Yiddishkayt

Yiddishkayt believes that rediscovering nearly-forgotten languages, political ideas, religious practices, literature, and music has immense power. Exploring how Jewish culture developed within a multicultural civilization opens new possibilities in today’s complicated world.
Location: Los Angeles , CA
Year founded: 1995

Description

Yiddishkayt is a cultural incubator — crafting and presenting programs that offer a fresh take on Jewish culture by going to the historical sources and embracing complexity. For twenty years, we have been reaching across time and space, connecting there to here, and the past to the present. We’re a small organization devoted to a great cause ― exploring yiddishkayt as a vital, unrestrained, and critical worldview, which embraces a concern for all humanity and draws on Jewish culture’s legacy to inspire us all to help build a more inclusive and just society. We take inspiration from the artists, writers, musicians, performers, filmmakers, philosophers, and social justice activists whose yiddishkayt — their particular form of compassionate engagement with humanity—emerged from the Jewish communities of Europe as they developed in constant contact with their non-Jewish neighbors over the last 1,000 years. Our flagship program is the Helix Project. Helix reaches emerging young Jewish culture-makers and thought-leaders — artists, writers, dancers, musicians, actors, weavers, designers, digital innovators, and scholars — from top universities across the U.S. and immerses them in the rich, diverse cultures of the historically Jewish "Pale of Settlement." The three-week educational intensive each July will be followed by an annual alumni symposium every winter, plus a multitude of alumni-hosted concerts, exhibitions, and salons around the country. Helix provides raw cultural materials, historical literacy, and a joyous sense of Jewishness that participants can and do fashion into new cultural forms that respond to the pressing realities of today’s world.

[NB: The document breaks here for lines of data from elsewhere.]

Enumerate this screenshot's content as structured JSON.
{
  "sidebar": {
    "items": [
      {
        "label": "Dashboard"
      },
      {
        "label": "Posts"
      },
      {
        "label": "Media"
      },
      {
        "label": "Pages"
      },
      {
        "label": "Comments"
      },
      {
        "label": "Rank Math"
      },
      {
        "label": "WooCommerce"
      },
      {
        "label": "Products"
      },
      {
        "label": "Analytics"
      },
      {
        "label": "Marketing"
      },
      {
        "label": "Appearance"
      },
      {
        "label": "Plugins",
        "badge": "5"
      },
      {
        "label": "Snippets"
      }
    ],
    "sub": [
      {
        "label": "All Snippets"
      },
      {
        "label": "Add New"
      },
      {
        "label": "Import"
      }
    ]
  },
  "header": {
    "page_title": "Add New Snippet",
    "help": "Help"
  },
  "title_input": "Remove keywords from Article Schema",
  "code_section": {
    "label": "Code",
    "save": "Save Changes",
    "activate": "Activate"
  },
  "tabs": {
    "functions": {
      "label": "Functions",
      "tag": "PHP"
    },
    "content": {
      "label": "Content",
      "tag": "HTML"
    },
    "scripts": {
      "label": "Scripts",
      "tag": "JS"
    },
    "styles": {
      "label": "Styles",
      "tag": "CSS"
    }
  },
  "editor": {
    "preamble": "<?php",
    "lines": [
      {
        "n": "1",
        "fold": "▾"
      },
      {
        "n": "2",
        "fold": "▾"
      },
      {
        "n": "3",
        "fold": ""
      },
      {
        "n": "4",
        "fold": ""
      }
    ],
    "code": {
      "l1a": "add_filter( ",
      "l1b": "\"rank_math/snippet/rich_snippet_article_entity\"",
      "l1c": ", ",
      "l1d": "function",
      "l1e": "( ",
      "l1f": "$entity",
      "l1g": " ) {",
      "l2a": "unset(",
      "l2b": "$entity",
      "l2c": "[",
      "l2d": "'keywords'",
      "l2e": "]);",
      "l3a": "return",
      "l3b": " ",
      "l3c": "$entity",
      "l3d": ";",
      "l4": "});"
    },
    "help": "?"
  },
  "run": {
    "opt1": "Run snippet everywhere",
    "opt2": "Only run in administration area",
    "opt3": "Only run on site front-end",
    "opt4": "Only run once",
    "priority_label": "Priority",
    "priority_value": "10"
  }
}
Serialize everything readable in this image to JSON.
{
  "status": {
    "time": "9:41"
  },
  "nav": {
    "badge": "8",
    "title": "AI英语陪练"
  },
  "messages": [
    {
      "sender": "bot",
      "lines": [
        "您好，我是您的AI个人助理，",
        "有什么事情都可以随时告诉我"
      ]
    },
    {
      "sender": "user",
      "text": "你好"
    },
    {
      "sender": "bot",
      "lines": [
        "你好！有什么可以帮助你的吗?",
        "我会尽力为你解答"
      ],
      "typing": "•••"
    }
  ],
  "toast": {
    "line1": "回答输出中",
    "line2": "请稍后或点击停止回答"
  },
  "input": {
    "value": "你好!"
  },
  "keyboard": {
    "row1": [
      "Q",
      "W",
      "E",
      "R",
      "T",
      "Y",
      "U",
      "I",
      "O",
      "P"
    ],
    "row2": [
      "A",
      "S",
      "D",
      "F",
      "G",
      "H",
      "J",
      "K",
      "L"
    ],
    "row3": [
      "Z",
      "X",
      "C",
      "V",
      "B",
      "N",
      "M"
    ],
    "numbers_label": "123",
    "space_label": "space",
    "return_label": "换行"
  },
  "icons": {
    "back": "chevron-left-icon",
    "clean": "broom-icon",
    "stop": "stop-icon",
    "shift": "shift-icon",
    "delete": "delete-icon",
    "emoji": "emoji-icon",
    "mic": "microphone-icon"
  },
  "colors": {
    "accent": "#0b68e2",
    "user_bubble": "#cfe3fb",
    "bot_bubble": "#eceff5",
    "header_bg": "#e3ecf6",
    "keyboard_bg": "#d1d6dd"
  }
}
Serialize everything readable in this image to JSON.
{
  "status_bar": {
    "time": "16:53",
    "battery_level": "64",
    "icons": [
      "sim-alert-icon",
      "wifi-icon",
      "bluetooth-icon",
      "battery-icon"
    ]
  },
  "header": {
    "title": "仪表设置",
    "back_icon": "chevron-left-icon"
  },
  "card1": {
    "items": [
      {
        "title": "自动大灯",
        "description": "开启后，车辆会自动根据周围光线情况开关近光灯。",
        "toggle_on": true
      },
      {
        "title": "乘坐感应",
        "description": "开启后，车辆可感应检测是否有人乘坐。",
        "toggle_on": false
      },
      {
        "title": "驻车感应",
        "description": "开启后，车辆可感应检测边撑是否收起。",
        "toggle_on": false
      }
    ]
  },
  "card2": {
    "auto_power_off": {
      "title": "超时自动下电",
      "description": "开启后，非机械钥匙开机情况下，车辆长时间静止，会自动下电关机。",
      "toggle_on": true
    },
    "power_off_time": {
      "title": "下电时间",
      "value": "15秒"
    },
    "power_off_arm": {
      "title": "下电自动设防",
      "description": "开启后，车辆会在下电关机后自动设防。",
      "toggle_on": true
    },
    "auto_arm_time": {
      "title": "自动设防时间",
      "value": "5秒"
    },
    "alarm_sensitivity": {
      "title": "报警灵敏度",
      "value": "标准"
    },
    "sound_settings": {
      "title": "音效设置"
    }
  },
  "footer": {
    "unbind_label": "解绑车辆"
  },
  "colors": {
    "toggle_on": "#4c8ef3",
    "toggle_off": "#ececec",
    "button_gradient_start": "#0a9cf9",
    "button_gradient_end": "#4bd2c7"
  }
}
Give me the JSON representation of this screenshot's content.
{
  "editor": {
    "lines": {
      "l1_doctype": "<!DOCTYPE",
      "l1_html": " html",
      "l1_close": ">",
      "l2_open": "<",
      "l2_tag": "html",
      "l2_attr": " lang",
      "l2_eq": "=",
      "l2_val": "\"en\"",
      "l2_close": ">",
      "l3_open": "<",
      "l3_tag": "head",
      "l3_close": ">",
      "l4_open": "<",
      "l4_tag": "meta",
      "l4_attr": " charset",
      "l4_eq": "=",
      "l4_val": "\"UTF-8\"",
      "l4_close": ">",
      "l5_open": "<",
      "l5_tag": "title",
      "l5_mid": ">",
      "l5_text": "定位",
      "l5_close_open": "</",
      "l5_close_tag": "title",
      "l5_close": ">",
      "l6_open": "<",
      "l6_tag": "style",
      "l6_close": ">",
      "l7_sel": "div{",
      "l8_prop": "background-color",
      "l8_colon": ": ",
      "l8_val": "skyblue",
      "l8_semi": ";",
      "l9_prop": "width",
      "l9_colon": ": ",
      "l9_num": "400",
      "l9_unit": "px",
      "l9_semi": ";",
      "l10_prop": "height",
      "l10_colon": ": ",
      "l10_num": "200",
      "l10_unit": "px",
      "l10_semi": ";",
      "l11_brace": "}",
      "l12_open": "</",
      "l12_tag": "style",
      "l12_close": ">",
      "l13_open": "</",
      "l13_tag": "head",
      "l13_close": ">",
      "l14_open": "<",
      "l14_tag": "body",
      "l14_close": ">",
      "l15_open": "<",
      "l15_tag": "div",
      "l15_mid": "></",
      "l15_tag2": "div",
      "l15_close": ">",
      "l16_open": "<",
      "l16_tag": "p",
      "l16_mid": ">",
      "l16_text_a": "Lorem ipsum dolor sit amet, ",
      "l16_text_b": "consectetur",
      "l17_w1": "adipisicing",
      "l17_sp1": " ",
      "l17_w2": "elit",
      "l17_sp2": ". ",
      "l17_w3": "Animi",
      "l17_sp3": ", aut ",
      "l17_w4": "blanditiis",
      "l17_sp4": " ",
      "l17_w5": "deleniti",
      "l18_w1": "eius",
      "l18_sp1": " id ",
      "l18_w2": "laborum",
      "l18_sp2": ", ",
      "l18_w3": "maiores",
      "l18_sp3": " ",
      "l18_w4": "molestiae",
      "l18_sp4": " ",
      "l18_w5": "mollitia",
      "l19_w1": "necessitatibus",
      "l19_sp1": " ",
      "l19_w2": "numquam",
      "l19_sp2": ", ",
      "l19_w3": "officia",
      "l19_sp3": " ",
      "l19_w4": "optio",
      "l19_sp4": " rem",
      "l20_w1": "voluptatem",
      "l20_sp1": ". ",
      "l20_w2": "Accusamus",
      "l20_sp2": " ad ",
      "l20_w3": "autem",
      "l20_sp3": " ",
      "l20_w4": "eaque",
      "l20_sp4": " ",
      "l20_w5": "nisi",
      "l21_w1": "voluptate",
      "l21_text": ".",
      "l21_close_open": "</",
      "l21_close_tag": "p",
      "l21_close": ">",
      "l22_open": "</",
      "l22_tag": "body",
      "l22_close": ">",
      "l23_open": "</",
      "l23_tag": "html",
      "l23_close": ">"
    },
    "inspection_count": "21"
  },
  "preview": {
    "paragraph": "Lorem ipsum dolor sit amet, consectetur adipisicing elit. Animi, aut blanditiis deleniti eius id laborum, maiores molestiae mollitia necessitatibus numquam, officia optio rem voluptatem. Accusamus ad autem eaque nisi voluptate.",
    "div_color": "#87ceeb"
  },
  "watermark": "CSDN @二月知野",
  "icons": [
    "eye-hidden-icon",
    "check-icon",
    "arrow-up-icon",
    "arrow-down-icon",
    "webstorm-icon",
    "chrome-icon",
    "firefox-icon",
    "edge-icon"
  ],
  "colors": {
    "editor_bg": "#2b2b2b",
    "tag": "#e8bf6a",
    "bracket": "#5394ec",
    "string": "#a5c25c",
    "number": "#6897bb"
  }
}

It’s a life-changing experience. The impact on dozens of young people is multiplied many times over as they spread their ideas and art through campus communities and beyond. When rising soul singer and recent Harvard alum Leah Reis-Dennis adds Yiddish music to her public repertoire, or budding scholar and Smith College sophomore Sadie Gold-Shapiro realizes her study of European history can’t shy away from Jewishness, we know Helix is sowing profound change. It’s opening a Jewish cultural space relevant to the large and growing proportion of Jews who don’t identify religiously and to non-Jews as well.